Steel wool: Maybe $0.20 for what I used.
60 miles on my truck. The gas in it was when Trump was still President, so maybe $1.88 when purchased, like $2.85 to replace.maybe $6 to $8 for the trip.
Total cost to business: $20 to $22.
This question has made me realize I need to keep better track of this. I still have all of my receipts. I need to organize them better and make them easily accessible.
Edit- I’m going back for a second app. He hasn’t had service in over a year, so wanted to give a two week follow up. Charged full price for his property size (1500sq ft or smaller is $99.99. Every 500 sq ft is +$25. Property was 3300sq ft. So $199.99), but gave him follow up for free. Then he goes quarterly. Some of those prices above will be doubled to compensate for return trip. Remove boric acid, glue boards and steel wool costs for second visit.
So the 30-second version:
Sales (revenue)
<less> COGS (the cost to produce the product or service)
<equals> Gross profit
<less> all your expenses (everything not COGS (licenses, rent, utilities, payroll, interest on loans, etc)
<equals> Net profit
Net profit/Total Revenue = Profit margin
So, with this in mind, you want to right down (preferably in something like excel) your COGS for all the various types of jobs you perform. This tells you how to properly price out your jobs. This is CRITICAL.
Then you need to figure out over a year's time how much revenue you need to book to be profitable. The idea is to back into this number. You calculate/estimate your annual expenses (every single penny) and then this tells you how much gross profit you need to cover your overhead. Don't count total sales since you have to pay for the COGS to generate the sales so you need gross profit to exceed total overhead expenses.
Also critical. You currently aren't paying yourself. You have to factor this in as
BrutulTM
mentions.
The margins sound amazing so assuming your numbers are correct, this is how it would look.
Sales $299
<less> $22 COGS
<equals> $277 gross profit.
Lets make up some numbers.
Assume your total annual overhead are $50,000
You make $277 gross profit per job.
You need to perform 180 jobs a year or 3.5 jobs a week to break even. But this doesn't "pay you".

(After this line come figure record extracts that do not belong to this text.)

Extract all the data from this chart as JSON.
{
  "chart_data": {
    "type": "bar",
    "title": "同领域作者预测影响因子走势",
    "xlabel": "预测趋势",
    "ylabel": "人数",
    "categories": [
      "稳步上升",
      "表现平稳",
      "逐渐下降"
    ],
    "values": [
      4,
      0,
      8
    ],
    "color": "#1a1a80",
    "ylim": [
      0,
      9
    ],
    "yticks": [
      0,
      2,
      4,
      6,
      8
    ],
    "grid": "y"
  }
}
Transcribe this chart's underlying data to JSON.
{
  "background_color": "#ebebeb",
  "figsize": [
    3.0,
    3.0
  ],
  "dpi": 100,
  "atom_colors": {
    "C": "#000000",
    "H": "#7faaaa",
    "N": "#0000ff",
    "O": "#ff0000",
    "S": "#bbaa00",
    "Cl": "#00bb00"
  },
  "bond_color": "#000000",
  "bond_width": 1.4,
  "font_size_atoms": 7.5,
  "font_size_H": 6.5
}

Lets assume you value your time at $30/hour. 30*2080 (work hours in a year) = $62,400.
So now lets factor that in to the equation.
$50,000 + $62,400 = $112,400 annual objective
112,400/277 = 405 jobs a year or 8 jobs a week to break even and pay you a $30/hour salary.
This ignores things like payroll taxes, benefits income tax and a world of other stuff. But for now its a simple model to give you a visualization of exactly how much revenue you need to make for your business to be profitable and for you to make some scratch doing it.
I can't stress enough, excel makes this much easier for you. Something like quickbooks online or something similar is valuable. It isn't critical right now sicne your volume is low and you can handle it all in excel. Either way you need to track everything. Every penny.
More than 30 seconds but you hopefully get the idea.
tldr: Know what your service costs you to provide it. Know every single penny of expenses (overhead). This allows you to know how many jobs you need to perform to be profitable. Calculate in some sort of salary for yourself. Win.